Ethane production up 19% in first half; Lake Charles cost overrun blamed on rain, wages
Petrochemicals news you need to know
Ethane production up 18.9% in first half of year
The United States produced 230.99 million barrels of ethane at a rate of 1.27 million b/d in the first half of 2016, an 18.9% increase on the corresponding period last year, according to the Energy Information Administration (EIA).
Ethane stocks reached 51.57 million barrels on June 30, 2016, 60.5% higher than a year earlier, the EIA said. The U.S. exported 15.35 million barrels of ethane between January and June 2016, up from 12.2 million barrels the previous year.
The EIA expects U.S. ethane consumption to increase by 60,000 b/d, or 5.6% in 2016, as expansion projects at ethylene-producing petrochemical plants increase feedstock demand for ethane. It is forecasting an additional 7.5% jump the following year as five new petrochemical plants and a previously deactivated plant begin operations.
Propane production rose 5.9% in the first half of the year to 1.16 million b/d.
Lake Charles cost overrun blamed on rain, wages
Poor weather, high contractor rates, and a conscious decision to utilize higher-skilled labor all contributed to a $2.1 billion cost overrun in the Lake Charles Chemical Project, according to owner Sasol.
Sasol began front-end engineering design on the 1.5 million ton-per-annum ethane cracker in 2012, and at that time it estimated project costs would land between $5 billion and $7 billion. It raised this figure to $8.9 billion at the time of final investment decision (FID) in October 2014. Following this latest update, estimated capital expenditure including contingencies now stands at $11 billion, of which $4.8 billion has been spent.

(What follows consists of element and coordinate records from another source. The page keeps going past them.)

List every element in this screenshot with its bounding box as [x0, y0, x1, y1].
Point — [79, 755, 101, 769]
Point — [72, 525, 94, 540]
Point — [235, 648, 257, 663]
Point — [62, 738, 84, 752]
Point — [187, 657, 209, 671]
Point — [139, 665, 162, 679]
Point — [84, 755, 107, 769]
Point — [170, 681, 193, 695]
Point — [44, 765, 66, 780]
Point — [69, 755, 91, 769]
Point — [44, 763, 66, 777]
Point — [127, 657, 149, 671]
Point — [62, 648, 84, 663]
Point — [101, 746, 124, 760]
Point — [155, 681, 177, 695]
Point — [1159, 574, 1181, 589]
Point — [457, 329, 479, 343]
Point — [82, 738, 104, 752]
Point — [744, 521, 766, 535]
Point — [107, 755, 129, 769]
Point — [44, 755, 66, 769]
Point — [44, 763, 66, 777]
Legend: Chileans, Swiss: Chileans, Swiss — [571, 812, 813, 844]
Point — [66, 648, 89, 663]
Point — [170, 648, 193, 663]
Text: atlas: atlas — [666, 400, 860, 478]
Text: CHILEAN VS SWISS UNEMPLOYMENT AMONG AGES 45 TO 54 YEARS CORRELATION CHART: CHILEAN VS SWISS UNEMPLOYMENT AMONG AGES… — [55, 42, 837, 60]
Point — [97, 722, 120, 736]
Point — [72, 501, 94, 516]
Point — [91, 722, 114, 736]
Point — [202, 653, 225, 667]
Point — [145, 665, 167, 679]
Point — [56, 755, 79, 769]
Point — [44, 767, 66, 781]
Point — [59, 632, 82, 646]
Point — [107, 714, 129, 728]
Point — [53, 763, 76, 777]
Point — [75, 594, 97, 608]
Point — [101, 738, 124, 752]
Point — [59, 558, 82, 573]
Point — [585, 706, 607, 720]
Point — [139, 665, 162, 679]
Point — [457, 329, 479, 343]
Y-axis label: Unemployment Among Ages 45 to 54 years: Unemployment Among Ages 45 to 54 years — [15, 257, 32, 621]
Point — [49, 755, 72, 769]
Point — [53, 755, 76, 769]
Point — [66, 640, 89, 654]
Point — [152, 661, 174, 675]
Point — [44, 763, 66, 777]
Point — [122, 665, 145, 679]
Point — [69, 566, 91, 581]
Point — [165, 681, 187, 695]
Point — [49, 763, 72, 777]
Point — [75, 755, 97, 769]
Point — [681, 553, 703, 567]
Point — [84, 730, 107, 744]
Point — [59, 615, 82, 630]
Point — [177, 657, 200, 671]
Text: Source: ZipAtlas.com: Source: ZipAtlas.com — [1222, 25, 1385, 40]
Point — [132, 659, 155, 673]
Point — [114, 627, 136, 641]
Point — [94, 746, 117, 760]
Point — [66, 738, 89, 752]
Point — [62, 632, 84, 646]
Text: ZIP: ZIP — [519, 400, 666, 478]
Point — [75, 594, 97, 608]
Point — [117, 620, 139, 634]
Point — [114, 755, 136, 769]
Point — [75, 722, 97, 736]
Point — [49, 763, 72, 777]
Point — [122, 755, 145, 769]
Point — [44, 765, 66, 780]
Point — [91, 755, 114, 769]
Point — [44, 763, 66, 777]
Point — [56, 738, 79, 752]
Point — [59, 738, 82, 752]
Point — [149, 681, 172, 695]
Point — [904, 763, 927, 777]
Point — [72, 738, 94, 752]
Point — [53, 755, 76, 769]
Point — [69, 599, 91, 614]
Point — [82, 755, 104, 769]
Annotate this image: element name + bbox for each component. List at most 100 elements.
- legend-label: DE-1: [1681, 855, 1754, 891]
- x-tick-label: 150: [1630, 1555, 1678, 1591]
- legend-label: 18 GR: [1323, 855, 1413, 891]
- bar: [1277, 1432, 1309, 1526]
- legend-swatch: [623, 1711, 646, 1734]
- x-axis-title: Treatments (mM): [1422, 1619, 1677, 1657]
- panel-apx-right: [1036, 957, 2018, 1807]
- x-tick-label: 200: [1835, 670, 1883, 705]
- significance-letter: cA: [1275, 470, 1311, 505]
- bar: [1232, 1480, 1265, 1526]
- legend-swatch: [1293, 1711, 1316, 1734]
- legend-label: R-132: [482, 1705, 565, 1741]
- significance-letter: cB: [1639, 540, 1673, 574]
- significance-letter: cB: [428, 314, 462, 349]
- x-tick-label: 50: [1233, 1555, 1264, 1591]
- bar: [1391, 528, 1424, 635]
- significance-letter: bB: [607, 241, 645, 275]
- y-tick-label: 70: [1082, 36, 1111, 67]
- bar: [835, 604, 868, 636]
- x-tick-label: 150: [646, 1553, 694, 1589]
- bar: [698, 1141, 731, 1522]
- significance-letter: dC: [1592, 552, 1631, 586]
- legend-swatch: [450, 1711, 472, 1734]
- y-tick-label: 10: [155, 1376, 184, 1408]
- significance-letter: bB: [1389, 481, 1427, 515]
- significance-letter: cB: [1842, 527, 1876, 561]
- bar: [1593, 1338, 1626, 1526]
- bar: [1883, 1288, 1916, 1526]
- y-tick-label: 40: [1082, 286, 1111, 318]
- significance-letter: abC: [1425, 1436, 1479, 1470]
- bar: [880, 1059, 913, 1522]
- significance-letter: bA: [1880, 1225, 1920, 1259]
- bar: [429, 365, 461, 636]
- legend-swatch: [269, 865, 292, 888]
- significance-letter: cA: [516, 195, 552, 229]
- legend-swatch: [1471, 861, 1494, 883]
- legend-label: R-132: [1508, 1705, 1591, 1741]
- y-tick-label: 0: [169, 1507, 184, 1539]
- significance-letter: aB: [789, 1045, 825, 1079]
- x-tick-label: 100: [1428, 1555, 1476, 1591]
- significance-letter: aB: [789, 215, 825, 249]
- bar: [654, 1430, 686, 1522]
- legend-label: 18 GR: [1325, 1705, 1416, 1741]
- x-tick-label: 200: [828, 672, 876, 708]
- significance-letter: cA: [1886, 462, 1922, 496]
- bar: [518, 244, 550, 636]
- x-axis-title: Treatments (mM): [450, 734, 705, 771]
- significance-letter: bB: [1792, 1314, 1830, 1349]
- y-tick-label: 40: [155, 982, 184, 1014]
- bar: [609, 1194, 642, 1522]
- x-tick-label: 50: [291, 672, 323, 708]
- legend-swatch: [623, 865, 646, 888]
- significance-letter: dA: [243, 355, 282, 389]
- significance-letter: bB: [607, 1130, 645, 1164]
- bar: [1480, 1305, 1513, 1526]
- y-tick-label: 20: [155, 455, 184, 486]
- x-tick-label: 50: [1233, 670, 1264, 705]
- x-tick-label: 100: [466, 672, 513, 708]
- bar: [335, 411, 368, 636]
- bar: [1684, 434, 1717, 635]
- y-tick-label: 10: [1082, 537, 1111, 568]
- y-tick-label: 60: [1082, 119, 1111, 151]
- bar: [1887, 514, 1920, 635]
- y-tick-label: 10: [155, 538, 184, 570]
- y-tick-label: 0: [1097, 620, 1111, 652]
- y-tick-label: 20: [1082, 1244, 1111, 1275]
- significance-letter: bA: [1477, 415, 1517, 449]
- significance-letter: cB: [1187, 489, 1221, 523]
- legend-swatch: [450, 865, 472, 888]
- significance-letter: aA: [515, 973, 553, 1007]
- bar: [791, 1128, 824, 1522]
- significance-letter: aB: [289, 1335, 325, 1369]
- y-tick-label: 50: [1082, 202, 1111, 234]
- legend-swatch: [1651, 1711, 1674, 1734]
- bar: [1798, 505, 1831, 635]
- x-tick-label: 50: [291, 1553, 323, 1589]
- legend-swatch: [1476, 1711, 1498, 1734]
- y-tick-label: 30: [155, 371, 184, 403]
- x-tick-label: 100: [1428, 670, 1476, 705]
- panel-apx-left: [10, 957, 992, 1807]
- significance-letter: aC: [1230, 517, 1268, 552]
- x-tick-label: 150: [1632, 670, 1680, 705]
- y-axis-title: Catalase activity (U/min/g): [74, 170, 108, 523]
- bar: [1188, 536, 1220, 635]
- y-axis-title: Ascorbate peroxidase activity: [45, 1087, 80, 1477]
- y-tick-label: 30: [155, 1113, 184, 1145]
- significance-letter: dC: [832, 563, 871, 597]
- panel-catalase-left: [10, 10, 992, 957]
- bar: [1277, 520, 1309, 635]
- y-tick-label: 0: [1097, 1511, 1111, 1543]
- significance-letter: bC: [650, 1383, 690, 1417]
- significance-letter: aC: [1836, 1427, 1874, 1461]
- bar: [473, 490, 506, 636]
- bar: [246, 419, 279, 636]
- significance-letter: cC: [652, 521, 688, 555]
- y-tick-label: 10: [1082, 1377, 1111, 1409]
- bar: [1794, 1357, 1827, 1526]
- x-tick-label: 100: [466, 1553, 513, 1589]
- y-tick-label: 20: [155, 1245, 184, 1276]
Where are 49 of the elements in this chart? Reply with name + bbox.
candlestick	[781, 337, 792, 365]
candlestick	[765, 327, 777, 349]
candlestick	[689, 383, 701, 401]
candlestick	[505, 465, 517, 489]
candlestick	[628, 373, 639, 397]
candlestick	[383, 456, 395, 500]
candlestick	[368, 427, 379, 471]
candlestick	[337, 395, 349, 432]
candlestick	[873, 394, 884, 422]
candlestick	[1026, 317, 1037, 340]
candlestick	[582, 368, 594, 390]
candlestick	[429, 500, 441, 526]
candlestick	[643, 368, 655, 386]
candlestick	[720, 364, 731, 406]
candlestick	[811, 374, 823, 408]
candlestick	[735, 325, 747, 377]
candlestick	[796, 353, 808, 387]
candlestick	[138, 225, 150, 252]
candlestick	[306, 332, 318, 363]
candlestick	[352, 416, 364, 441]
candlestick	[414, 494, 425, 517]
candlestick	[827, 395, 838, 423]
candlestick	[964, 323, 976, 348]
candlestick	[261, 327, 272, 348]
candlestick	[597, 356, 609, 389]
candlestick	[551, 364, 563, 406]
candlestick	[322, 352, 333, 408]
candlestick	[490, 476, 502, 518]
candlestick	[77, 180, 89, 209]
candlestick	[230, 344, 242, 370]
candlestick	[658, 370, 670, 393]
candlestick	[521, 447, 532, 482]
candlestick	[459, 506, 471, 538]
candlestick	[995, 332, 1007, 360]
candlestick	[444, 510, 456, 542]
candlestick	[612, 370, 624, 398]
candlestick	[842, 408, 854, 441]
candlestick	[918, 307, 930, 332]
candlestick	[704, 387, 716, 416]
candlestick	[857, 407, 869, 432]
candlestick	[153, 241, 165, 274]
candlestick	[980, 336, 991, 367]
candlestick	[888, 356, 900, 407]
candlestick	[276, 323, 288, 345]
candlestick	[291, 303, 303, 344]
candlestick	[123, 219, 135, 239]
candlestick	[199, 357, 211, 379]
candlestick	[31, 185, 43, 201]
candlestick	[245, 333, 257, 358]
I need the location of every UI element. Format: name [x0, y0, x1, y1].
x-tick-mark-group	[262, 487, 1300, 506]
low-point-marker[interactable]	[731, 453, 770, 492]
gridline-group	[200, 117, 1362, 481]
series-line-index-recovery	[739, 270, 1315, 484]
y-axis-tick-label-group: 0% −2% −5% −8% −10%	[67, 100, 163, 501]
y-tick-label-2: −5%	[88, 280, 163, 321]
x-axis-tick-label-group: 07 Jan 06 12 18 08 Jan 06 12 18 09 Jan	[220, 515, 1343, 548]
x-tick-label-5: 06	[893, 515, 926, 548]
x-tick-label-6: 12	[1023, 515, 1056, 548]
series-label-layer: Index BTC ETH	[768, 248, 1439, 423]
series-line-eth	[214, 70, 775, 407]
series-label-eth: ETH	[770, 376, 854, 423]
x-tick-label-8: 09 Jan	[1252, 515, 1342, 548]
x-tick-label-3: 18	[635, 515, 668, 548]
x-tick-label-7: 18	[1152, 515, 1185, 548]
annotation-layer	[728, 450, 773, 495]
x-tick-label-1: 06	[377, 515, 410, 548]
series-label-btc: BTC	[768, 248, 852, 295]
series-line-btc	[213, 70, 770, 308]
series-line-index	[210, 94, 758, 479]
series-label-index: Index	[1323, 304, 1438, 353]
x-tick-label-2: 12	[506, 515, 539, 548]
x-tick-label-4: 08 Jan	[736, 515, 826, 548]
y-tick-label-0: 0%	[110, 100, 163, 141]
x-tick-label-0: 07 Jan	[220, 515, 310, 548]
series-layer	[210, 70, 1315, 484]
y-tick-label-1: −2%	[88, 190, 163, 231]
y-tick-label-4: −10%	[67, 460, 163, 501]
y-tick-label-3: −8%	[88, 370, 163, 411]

Additional site and civil costs are responsible for $750 million of the overrun. This includes further groundwork due to poorer-than-anticipated subsurface conditions and a conscious decision to avoid schedule delays. Sasol blamed poor weather for obstructing work, noting the area has seen around 50% more rain days than the 10-year average.
Increased costs associated with engineering, procurement and construction management have added another $680 million to the cost estimate. This includes an increase in contractor wage rates compared to the FID estimate, and increase in contractor engineering hours due to higher-than-expected material quantities.
Lastly, increases in total labor costs are to blame for $670 million in additional costs. Sasol said it had made a conscious decision to utilize higher-skilled labor to improve productivity, and that lump-sum contracts were placed at higher labor rates.
Beneficial operation of the entire complex is now scheduled for the second half of 2019, with around 85% of engineering and 15% of construction completed, according to Sasol. Procurement of equipment has almost been completed, and procurement of bulk materials is around two-thirds committed, which Sasol said gives it a high degree of certainty that costs will not exceed $11 billion.
In addition to polyethylene, Lake Charles will add to Ziegler alcohol and ethoxylates capacity (Image credit: Sasol)
EPA several years overdue on biofuels-impact reports
The Environmental Protection Agency (EPA) has failed to comply with statutory requirements to report on the impact of the Renewable Fuel Standard (RFS) program on the environment, according to the EPA watchdog.
The RFS requires refiners to blend a certain amount of renewable fuels into the fuel they present to the market. A group of 10 refinery owners survey by Reuters spent at least $1.1 billion in the first half of 2016 on complying with the renewable-fuel volume requirement, which the EPA set at 18.11 billion gallons for the 2016 calendar year and is proposing to set at 18.8 billion gallons – or roughly 10.44% of the entire fuel mix – in 2017.
In its evaluation, the EPA’s Inspector General found the agency had not provided a report to Congress on the impact of biofuels since December 2011, nor had it provided reason for not doing so, even though it is required by law to provide a report every three years. According to the Energy Independence and Security Act (EISA) 2007, the triennial report must assess the environmental and resource conservation impacts of the RFS program, including air and water quality, soil quality and conservation, water availability, ecosystem health and biodiversity, invasive species, and international impacts.
The EPA is also more than seven years overdue on an “anti-backsliding study” to determine whether the required renewable-fuel volumes will adversely impact air quality as a result of changes in vehicle and engine emissions of air pollutants, the watchdog found. Under the EISA, the agency should have filed an anti-backsliding study in 2009 and then implemented appropriate mitigation measures by December 2010. This requirement has also not been met and no timeframe has been set for planning and initiating the anti-backsliding study, according to the Inspector General.
The EPA said in response that it plans to complete the triennial report by the first quarter of 2018, and that it would include the anti-backsliding study in its 2018 budget.